One of two things happens now: either Boehner refuses to bring the Senate deal to a vote in the House, thereby potentially maintaining his Speakership, or he brings it to a vote and hopes that enough Republicans join Democrats to pass it. It’s possible that Republicans will be OK with voting on this deal tomorrow after we go over the cliff so that they can call their vote a tax cut rather than a tax increase. Either way, though, it’s not likely to pass with a majority of Republican votes.
In the meantime, all the ballyhooed talk of the markets tanking if no deal is reached on the cliff seems to be overwrought: the Dow finished up 166 points today.

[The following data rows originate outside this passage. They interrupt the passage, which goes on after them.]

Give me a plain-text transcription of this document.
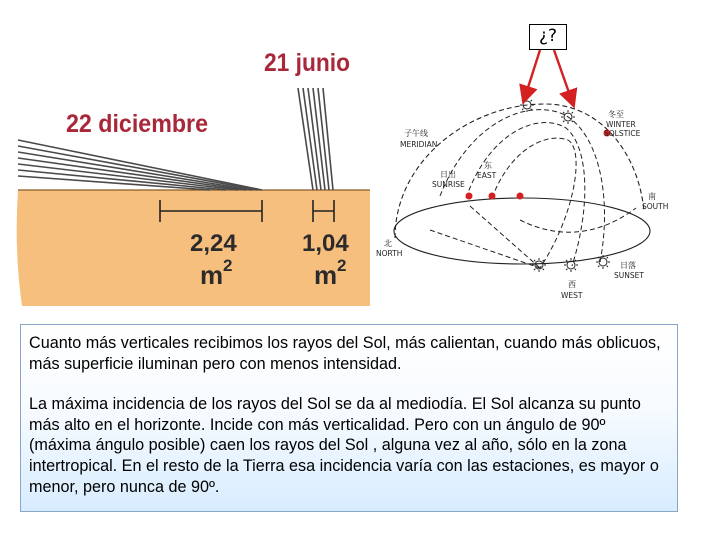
21 junio
22 diciembre
2,24
m 2
1,04
m 2
子午线
MERIDIAN
日出
SUNRISE
东
EAST
冬至
WINTER
SOLSTICE
南
SOUTH
北
NORTH
日落
SUNSET
西
WEST
¿?

Cuanto más verticales recibimos los rayos del Sol, más calientan, cuando más oblicuos, más superficie iluminan pero con menos intensidad.

La máxima incidencia de los rayos del Sol se da al mediodía. El Sol alcanza su punto más alto en el horizonte. Incide con más verticalidad. Pero con un ángulo de 90º (máxima ángulo posible) caen los rayos del Sol , alguna vez al año, sólo en la zona intertropical. En el resto de la Tierra esa incidencia varía con las estaciones, es mayor o menor, pero nunca de 90º.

I’m still of the opinion that going over the cliff is better than the Senate’s deal. When taxes go up on all Americans, it’s important that the President and every Democratic politician make it clear that Republicans are to blame for it for insisting on keeping tax breaks on every dollar above $250,000. Let the newspapers write about it every single day until November 2014 if necessary. As much as it’s important that tax rates not go up on the middle class, it’s also probably not the end of the world for that to happen (it would reduce the deficit, after all, like conservatives supposedly want.)
If this deal does go through, it’s probably something that progressives can live with, but everything will depend on what happens when Republicans inevitably take the debt ceiling hostage. The President has declared that he won’t allow the debt ceiling to be taken hostage, but there already appears to be some retreat from that position, while the only ways to avoid that scenario would be to mint a trillion-dollar coin or invoke the 14th Amendment. While I would personally like to see the 14th Amendment used I don’t expect the President to do either one, which makes his pronouncements about not negotiating over the cliff pointless. He’ll be forced to.
In the end, what happened is that Republicans took last year’s debt ceiling hostage, forcing a pointless game of brinksmanship now in which they have taken stupid spending cuts and middle-class tax cuts hostage. Even though Democrats hold the stronger negotiating position, it seems Republicans are going to force Democrats to a draw at best now, in the hopes of taking the same debt ceiling hostage again this year in order to get what they really want.
This is never going to stop because there is no downside for Republican hostage taking. The only way it will ever stop is when Democrats finally just shoot the hostage and destroy the Republicans over the outcome.
In the meantime pseudo-centrists like Starbucks CEO Howard Schultz will continue to blame both sides. But it’s best to mock them and mobilize against them to show where the people really stand.